In what has been a truly spectacular second season, Justified has more or less followed the same pattern as the first season: serialized elements are introduced gradually over the first half of the season before exploding in the final episodes.

What seems different this time around, though, was the nature of that explosion. While both seasons feature conclusions defined by a three-way battle (Miami/Crowders/Raylan in S1, Bennetts/Boyd/Raylan in S2), the second season had given each of those groups an incredible level of detail and history. With the Bennett/Givens feud having been established early on (and most evident in Dickie’s daily reminder of Raylan’s baseball bat handiwork), and with Boyd having risen into a position of power in opposition to the Bennetts, “Bloody Harlan” lives up to its title by giving us the big action climax to these ongoing feuds.

And yet, on some level this still felt like a denouement, or at least a futile attempt at a denouement for a show purposefully designed to avoid such efforts. With so many storylines featuring so many characters with a great deal of agency (and a multitude of motivations), Justified is always reaching the climax of one story or another, but it’s never truly allowed to have that moment to pause and reconsider.
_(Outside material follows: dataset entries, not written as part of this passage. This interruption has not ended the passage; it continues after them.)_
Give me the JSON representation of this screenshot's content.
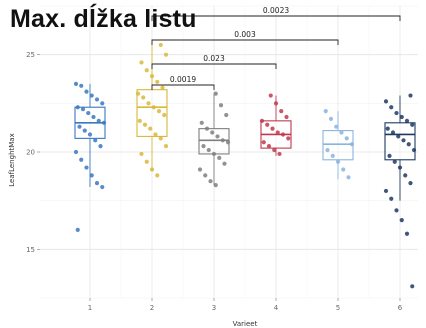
{
  "title": "Max. dĺžka listu",
  "chart_data": {
    "type": "boxplot",
    "xlabel": "Varieet",
    "ylabel": "LeafLenghtMax",
    "categories": [
      "1",
      "2",
      "3",
      "4",
      "5",
      "6"
    ],
    "yticks": [
      15,
      20,
      25
    ],
    "ylim": [
      12.5,
      27.5
    ],
    "grid": true,
    "colors": [
      "#3a78c0",
      "#d8b93a",
      "#7f7f7f",
      "#c0394f",
      "#8ab4df",
      "#1e3a64"
    ],
    "series": [
      {
        "category": "1",
        "stats": {
          "min": 18.2,
          "q1": 20.7,
          "median": 21.5,
          "q3": 22.3,
          "max": 23.5
        },
        "points": [
          23.5,
          23.4,
          23.1,
          22.9,
          22.7,
          22.5,
          22.3,
          22.2,
          22.0,
          21.8,
          21.6,
          21.5,
          21.3,
          21.1,
          20.9,
          20.6,
          20.3,
          20.0,
          19.6,
          19.2,
          18.8,
          18.4,
          18.2,
          16.0
        ]
      },
      {
        "category": "2",
        "stats": {
          "min": 19.0,
          "q1": 20.8,
          "median": 22.3,
          "q3": 23.2,
          "max": 25.5
        },
        "points": [
          25.5,
          25.0,
          24.6,
          24.2,
          23.9,
          23.6,
          23.3,
          23.0,
          22.8,
          22.5,
          22.3,
          22.1,
          21.9,
          21.6,
          21.4,
          21.2,
          20.9,
          20.7,
          20.3,
          19.9,
          19.5,
          19.1,
          18.8
        ]
      },
      {
        "category": "3",
        "stats": {
          "min": 18.3,
          "q1": 19.9,
          "median": 20.6,
          "q3": 21.2,
          "max": 23.0
        },
        "points": [
          23.0,
          22.4,
          21.9,
          21.5,
          21.2,
          21.0,
          20.8,
          20.6,
          20.5,
          20.3,
          20.1,
          19.9,
          19.7,
          19.4,
          19.1,
          18.8,
          18.5,
          18.3
        ]
      },
      {
        "category": "4",
        "stats": {
          "min": 19.8,
          "q1": 20.2,
          "median": 20.9,
          "q3": 21.6,
          "max": 22.9
        },
        "points": [
          22.9,
          22.5,
          22.1,
          21.8,
          21.6,
          21.4,
          21.2,
          21.0,
          20.9,
          20.7,
          20.5,
          20.3,
          20.1,
          19.9
        ]
      },
      {
        "category": "5",
        "stats": {
          "min": 18.6,
          "q1": 19.6,
          "median": 20.4,
          "q3": 21.1,
          "max": 22.1
        },
        "points": [
          22.1,
          21.7,
          21.3,
          21.0,
          20.7,
          20.4,
          20.1,
          19.8,
          19.5,
          19.1,
          18.7
        ]
      },
      {
        "category": "6",
        "stats": {
          "min": 17.5,
          "q1": 19.6,
          "median": 20.9,
          "q3": 21.5,
          "max": 22.9
        },
        "points": [
          22.9,
          22.6,
          22.3,
          22.0,
          21.8,
          21.6,
          21.4,
          21.2,
          21.0,
          20.8,
          20.6,
          20.4,
          20.1,
          19.8,
          19.5,
          19.2,
          18.8,
          18.4,
          18.0,
          17.6,
          17.0,
          16.5,
          15.8,
          13.1
        ]
      }
    ],
    "significance": [
      {
        "from": "2",
        "to": "3",
        "label": "0.0019"
      },
      {
        "from": "2",
        "to": "4",
        "label": "0.023"
      },
      {
        "from": "2",
        "to": "5",
        "label": "0.003"
      },
      {
        "from": "2",
        "to": "6",
        "label": "0.0023"
      }
    ]
  }
}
There is a brief moment early in “Bloody Harlan” where it feels like Raylan and Winona are going to be able to look to the future, but within minutes another loose end is picked up and another bloody firefight begins to unfold, before being replaced by contemplative scenes almost begging to serve as resolution.

In other words, Justified is a show of false parlays, which this season has focused in on the qualities that will make its constant search for futile resolution one of the finest shows on television.